1- O QUE A LEVOU A SAIR DE PORTUGAL?
A vontade dos portugueses levou-os, desde longa data, aos quatro cantos do mundo. Tal como muitos concidadãos, os meus pais decidiram emigrar antes da Revolução de Abril, à procura de construir um futuro melhor – algo que, outrora, Portugal não lhes podia proporcionar. A vontade de mudança e o espírito de aventura trouxe-os até ao centro do Canadá e, foi aqui, na Cidade de Winnipeg, Manitoba, que nasci. No entanto, já estou bastante acostumada a perguntarem-me há quanto tempo é que emigrei. Gostaria de acrescentar que sou orgulhosamente portuguesa, por laços biológicos, históricos, culturais e profissionais.
2- QUE VANTAGENS OU DESVANTAGENS LHE TROUXE O FACTO DE SER PORTUGUESA?
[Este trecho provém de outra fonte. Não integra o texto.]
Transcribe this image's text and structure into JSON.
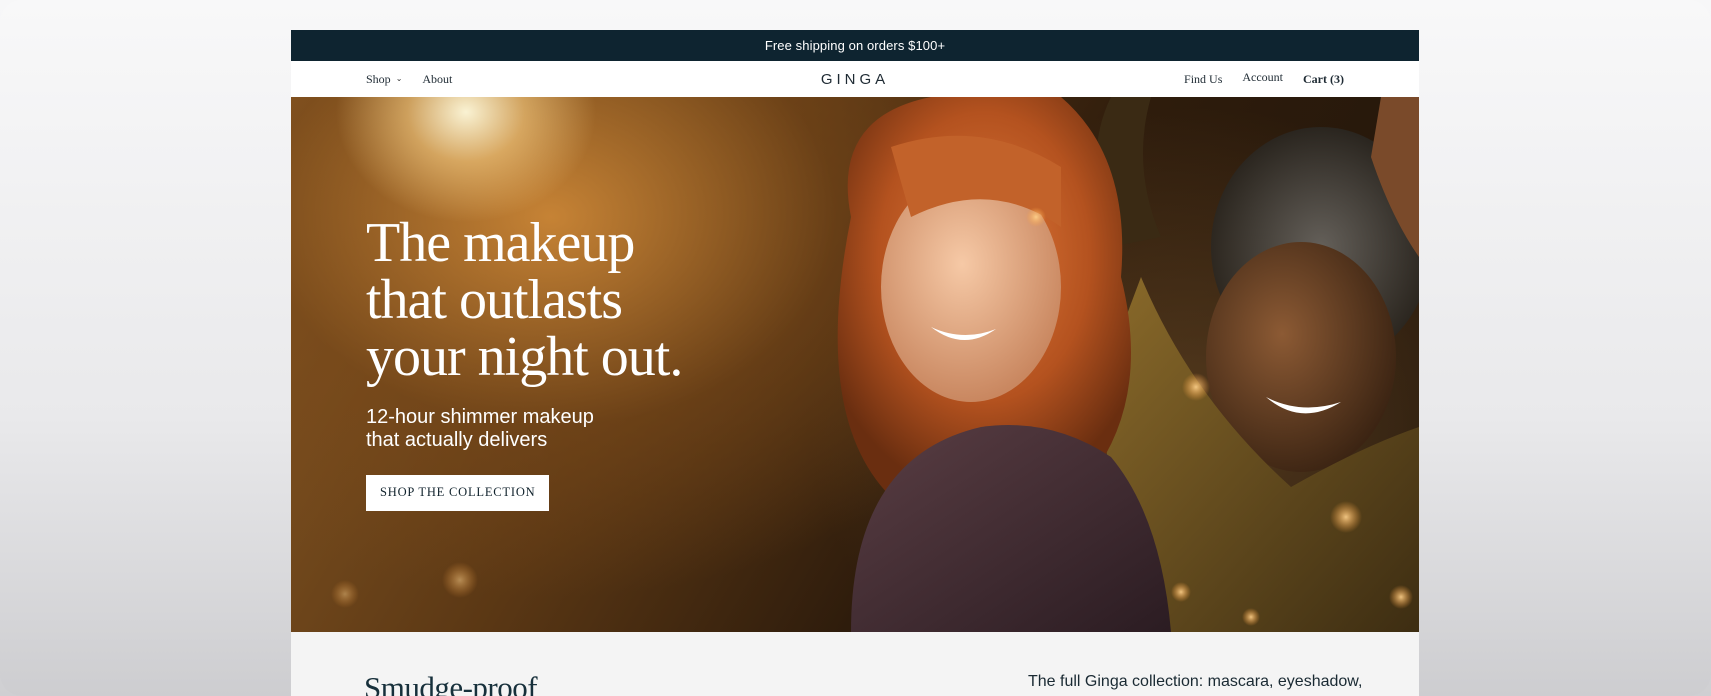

Tenho família e amigos espalhados pelo mundo e, por essa razão, tenho tido oportunidade de conhecer outras culturas e testemunhar que ser português é um verdadeiro privilégio. A diáspora portuguesa é a maior prova de equilíbrio entre a integração na sociedade que nos acolhe, com a preservação da língua e cultura portuguesa fora do país que nos viu nascer. Por essa razão, não sinto qualquer tipo de desvantagem pelo facto de ser luso-descendente: muito pelo contrário. Acredito que isso se deva à presença portuguesa datada da Era dos Descobrimentos, mesmo antes da fundação do Canadá. A forte relação histórica entre os dois países é marcada por profundos laços de amizade e de cooperação e está evidenciada nos nomes de origem portuguesa em vários locais da costa atlântica, concretamente na Terra Nova, onde os portugueses pescaram durante cerca de 5 séculos. Para além disso, Portugal e o Canadá são membros fundadores da NATO, em 1952 estabeleceram Relações Diplomáticas e no ano seguinte, a 13 de maio, chegaram ao porto de Halifax os pioneiros portugueses, aqueles que constituíram a imigração oficial para o Canadá. Vieram para trabalhar na construção civil, limpeza, agricultura, pecuária, pesca, indústria e caminho-de-ferro, através do qual se dispersaram. Os portugueses destacam-se pelo seu dinamismo, espírito de sacrifício, ou dedicação ao trabalho e, por essa razão, são um exemplo de sucesso. Eu costumo dizer que ser português é ser dono da vontade de vencer.
3- QUE OBSTÁCULOS TEVE DE SUPERAR E COMO O FEZ?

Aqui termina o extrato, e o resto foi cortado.